When I sat down to write that post about flamenco last week, I was mostly enchanted by the kind of body presentation going on in the video pieces I included in the post. I was exploring, at the time, a curiosity about how the dancers did what they did and what impression it made (in relative ignorance of the cultural norms and traditions governing the kind of dance in question). There was an expression of power in it that I wanted (and still want) to understand better.
The shoes that make it possible to dance with so little touching the ground are an investment in time, money, and careful adjustment; they may cost $80 or more per pair (minimum — I gather that students can get cheaper shoes, but the average seems to run higher for really good ones), and professionals often have their shoes custom-made and fitted (and even then, they must adjust them). A shoe that does not fit or support properly is a gateway to injury, a risk of losing the dance, and can impede the effort-that-looks-effortless.
The foot itself also needs adjustment, tending, training. After all, an entire body’s weight is concentrated on so very little of it at any given time in this style of dance that the stress is immense. A foot requires care. It must be strengthened — and sometimes (as the dancers in the video point out) the repertoire and one’s own natural build can change what needs to be done in order to care for it properly. A dancer’s feet are, as the dancer says, like the worker’s hands — their callouses protect them, their joints expand and change to handle the stress of bearing the body and moving it. The beauty of a pointe dancer’s foot is in what it does (encased in its tortured and reshaped shoe), not in a “pleasing” shape.
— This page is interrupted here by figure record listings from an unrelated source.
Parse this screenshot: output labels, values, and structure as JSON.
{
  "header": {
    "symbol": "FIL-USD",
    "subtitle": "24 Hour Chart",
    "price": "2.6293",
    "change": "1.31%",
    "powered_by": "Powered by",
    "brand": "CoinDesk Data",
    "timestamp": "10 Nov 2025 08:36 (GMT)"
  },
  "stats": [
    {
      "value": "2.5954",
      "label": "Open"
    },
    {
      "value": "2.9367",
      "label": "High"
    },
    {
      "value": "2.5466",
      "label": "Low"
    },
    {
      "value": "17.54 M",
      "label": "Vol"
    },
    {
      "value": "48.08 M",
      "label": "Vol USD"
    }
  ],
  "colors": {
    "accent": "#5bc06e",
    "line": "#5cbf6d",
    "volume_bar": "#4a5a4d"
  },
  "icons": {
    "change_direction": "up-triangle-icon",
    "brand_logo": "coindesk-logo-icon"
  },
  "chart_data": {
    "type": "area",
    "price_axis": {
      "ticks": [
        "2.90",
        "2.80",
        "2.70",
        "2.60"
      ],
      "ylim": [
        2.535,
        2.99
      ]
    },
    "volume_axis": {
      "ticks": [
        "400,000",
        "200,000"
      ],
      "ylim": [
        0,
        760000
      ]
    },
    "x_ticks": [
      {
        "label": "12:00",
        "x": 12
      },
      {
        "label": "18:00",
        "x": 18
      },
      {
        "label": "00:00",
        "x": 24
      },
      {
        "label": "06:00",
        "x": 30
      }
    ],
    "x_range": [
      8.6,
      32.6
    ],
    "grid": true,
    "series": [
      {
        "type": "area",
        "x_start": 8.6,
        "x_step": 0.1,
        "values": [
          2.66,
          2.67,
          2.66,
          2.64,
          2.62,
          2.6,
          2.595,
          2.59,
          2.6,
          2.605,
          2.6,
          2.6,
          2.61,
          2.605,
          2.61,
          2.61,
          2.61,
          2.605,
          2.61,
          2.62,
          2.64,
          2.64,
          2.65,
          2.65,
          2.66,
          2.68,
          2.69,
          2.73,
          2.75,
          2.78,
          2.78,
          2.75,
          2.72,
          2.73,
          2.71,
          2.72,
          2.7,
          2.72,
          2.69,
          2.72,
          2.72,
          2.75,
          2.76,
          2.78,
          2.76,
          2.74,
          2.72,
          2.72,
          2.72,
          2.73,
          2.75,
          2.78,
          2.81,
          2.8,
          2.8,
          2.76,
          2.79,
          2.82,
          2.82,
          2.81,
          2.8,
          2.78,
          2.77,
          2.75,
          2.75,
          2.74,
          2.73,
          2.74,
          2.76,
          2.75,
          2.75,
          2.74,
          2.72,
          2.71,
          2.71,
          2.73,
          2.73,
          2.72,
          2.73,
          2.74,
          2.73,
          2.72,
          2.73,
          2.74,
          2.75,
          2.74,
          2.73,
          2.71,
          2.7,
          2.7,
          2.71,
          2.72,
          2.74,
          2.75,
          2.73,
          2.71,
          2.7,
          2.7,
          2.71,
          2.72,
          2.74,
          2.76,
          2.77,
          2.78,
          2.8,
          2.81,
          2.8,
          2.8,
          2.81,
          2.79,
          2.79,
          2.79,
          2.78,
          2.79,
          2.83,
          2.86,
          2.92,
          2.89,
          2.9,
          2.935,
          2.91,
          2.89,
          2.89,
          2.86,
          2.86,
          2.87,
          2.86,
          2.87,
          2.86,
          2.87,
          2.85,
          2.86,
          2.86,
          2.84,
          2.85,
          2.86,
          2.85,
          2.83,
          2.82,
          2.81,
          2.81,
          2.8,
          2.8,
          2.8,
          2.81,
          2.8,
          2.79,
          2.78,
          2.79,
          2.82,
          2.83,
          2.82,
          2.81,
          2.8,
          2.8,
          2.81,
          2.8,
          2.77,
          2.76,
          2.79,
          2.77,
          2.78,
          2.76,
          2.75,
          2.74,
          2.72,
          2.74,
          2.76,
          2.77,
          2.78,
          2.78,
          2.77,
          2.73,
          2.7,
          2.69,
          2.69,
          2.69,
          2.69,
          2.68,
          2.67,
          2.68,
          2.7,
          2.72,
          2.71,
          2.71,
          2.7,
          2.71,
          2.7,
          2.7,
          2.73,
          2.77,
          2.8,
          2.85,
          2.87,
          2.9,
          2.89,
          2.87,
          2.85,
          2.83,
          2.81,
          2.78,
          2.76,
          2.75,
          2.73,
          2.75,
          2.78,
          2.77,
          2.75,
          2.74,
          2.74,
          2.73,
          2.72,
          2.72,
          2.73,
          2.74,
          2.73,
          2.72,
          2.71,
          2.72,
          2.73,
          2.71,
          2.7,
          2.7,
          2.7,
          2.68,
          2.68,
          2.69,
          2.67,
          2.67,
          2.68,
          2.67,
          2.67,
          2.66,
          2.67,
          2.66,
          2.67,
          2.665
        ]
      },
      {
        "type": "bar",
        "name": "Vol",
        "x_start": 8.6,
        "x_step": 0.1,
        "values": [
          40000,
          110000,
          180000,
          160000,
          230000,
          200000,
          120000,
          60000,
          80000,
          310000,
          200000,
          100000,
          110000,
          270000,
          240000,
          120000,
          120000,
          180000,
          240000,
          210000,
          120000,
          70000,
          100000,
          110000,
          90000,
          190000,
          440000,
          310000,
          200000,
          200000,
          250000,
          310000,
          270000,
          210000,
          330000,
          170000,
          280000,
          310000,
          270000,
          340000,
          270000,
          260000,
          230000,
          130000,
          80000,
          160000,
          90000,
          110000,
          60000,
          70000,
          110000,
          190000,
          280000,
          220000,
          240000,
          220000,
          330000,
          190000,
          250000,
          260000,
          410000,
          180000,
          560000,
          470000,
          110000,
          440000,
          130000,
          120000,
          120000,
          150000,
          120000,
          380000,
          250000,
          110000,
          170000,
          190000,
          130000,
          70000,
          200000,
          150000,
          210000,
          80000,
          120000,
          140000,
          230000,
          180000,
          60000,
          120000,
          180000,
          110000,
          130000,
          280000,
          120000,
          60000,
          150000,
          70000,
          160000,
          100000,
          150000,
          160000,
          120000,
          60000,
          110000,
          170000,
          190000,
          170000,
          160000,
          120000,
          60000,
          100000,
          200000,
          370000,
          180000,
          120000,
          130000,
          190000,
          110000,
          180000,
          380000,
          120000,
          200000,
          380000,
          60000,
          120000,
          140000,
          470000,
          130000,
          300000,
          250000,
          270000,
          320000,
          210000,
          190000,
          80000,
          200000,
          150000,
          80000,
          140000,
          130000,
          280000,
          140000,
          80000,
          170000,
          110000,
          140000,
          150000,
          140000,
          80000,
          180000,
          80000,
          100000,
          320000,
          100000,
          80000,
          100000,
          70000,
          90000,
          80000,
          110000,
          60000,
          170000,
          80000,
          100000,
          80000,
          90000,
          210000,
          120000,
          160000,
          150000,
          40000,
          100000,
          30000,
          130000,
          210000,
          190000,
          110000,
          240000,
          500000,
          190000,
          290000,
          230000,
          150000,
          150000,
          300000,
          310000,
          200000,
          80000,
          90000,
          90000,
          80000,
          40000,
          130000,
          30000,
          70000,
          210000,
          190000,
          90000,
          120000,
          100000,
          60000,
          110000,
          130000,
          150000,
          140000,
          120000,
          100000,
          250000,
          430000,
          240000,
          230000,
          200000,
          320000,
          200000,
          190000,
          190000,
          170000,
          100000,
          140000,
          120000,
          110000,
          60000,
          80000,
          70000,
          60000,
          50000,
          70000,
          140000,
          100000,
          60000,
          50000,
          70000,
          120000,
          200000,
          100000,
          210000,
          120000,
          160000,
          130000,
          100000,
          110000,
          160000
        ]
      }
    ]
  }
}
The tool or instrument that is the foot-in-the-shoe is a curiosity in itself, taken as a part of a body used to express or to represent something in its choreographed movements. The kind of control manifested here is different from flamenco’s foot-in-shoe instrumentation (instrumentality?). In flamenco, as far as I can tell, the dancer is also actively contributing to the music itself (rhythmically speaking), both with feet and hands; the ballet dancer en pointe is dancing with or to the music, but is not actually making music…although this is a point that I think it might be interesting to reconsider.